Newton’s second law says that the position is the second integral of the force, so if you are observing the position and controlling the force, you’ve got two poles at zero frequency. You’ve got 180∘ of phase shift before you even get started, and it just gets worse from there. This is much nastier than a thermal RC, which is only one pole.
There are two obvious ways of combatting oscillation in such systems. The first is to turn down the gain. That is, figure out how much you want to move the control, and then move it half that much. Wait to see what happens. If it’s not enough, you can add more later.
The more sophisticated way is to apply feedback to the velocity, not just the position. For example, on a ship, if the desired heading is to the right of the present heading but there is a big rate of yaw toward the right, your first priority is to stop the rate. This may require left rudder, even though the desired heading is still well to the right of the current heading.
The same logic applies in airplanes: Stop the needle. That is, look at the velocity of the needle, and make that one of the main inputs to your mental feedback loop.

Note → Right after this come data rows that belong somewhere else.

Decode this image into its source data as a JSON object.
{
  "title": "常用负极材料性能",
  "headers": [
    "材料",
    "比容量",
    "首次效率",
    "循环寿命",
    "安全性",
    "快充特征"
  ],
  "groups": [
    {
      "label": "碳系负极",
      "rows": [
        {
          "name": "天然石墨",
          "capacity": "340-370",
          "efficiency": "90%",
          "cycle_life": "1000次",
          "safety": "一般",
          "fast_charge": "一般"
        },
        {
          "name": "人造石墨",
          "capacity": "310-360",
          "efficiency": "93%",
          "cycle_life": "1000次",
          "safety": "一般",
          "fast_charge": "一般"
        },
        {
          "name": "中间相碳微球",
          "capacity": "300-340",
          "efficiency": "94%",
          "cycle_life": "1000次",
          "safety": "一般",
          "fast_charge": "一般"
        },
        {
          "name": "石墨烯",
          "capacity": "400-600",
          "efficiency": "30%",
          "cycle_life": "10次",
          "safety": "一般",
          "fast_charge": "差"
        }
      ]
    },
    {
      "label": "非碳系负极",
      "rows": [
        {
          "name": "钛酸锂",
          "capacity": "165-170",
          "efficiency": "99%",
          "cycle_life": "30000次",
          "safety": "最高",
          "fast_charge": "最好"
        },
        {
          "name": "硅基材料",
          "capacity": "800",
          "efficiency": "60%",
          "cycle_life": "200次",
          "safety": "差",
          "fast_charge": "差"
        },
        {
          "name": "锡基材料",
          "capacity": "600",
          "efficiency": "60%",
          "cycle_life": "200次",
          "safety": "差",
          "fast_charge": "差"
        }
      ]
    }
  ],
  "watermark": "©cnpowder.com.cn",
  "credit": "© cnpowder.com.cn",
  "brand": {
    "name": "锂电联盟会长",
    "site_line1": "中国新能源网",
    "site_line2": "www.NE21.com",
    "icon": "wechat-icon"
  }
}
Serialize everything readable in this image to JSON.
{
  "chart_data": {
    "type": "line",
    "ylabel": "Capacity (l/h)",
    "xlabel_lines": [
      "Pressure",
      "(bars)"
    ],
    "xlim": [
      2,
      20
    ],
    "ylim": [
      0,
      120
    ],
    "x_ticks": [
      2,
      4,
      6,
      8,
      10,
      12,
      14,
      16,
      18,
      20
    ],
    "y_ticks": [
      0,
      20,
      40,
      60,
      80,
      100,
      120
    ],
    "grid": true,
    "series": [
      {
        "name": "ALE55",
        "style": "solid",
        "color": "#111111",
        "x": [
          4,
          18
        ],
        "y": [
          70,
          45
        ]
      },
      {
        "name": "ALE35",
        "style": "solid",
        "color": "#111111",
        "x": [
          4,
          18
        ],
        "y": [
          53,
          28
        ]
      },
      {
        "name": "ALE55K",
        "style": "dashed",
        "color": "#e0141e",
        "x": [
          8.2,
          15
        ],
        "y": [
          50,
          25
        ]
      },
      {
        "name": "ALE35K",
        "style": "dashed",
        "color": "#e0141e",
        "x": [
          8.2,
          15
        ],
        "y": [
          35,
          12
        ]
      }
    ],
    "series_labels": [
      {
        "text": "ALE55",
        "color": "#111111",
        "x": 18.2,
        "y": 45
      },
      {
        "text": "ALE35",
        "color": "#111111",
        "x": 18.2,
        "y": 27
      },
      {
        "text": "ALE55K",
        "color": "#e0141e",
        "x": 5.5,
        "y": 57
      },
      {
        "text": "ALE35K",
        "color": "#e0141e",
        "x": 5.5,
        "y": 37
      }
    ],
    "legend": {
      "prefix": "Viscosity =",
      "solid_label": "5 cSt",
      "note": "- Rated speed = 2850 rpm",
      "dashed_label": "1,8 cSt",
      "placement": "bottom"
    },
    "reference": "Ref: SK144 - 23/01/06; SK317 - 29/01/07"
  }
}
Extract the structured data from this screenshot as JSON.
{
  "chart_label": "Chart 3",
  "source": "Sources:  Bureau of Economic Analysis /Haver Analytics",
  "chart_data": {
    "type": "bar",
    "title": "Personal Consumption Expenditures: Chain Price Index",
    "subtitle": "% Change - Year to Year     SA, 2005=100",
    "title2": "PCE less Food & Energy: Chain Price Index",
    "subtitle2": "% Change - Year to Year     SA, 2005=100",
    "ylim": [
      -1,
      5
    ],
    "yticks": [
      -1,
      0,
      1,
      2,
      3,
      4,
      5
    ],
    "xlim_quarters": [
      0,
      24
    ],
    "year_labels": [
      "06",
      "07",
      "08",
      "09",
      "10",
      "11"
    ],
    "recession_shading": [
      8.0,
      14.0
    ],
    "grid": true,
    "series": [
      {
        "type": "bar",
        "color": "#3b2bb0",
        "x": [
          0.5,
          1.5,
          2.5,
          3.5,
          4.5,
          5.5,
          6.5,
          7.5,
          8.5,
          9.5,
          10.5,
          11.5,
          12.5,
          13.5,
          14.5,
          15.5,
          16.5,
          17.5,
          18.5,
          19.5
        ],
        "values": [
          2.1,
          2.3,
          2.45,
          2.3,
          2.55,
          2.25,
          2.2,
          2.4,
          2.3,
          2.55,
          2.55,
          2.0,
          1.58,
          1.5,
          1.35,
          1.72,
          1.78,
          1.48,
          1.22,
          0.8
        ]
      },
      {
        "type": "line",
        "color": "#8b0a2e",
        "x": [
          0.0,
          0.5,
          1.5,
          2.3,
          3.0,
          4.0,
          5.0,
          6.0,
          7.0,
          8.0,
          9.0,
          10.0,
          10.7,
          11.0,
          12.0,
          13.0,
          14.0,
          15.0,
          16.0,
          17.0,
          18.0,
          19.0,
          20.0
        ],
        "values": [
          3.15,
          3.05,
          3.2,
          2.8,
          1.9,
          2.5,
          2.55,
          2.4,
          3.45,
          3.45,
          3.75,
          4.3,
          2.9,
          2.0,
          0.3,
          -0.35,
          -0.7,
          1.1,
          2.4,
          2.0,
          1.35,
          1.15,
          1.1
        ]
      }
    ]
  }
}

We can understand the importance of velocity feedback using the same principles. In accordance with Newton’s laws, the position is two integrals removed from the force. That’s two poles at zero hertz. That’s a horror show, if you’re trying to build a simple feedback loop, applying a force in proportion to the position error. In contrast, the velocity is only one integral removed from the force. So you can apply a force in proportion to the velocity, and use that to make a nice stable feedback loop.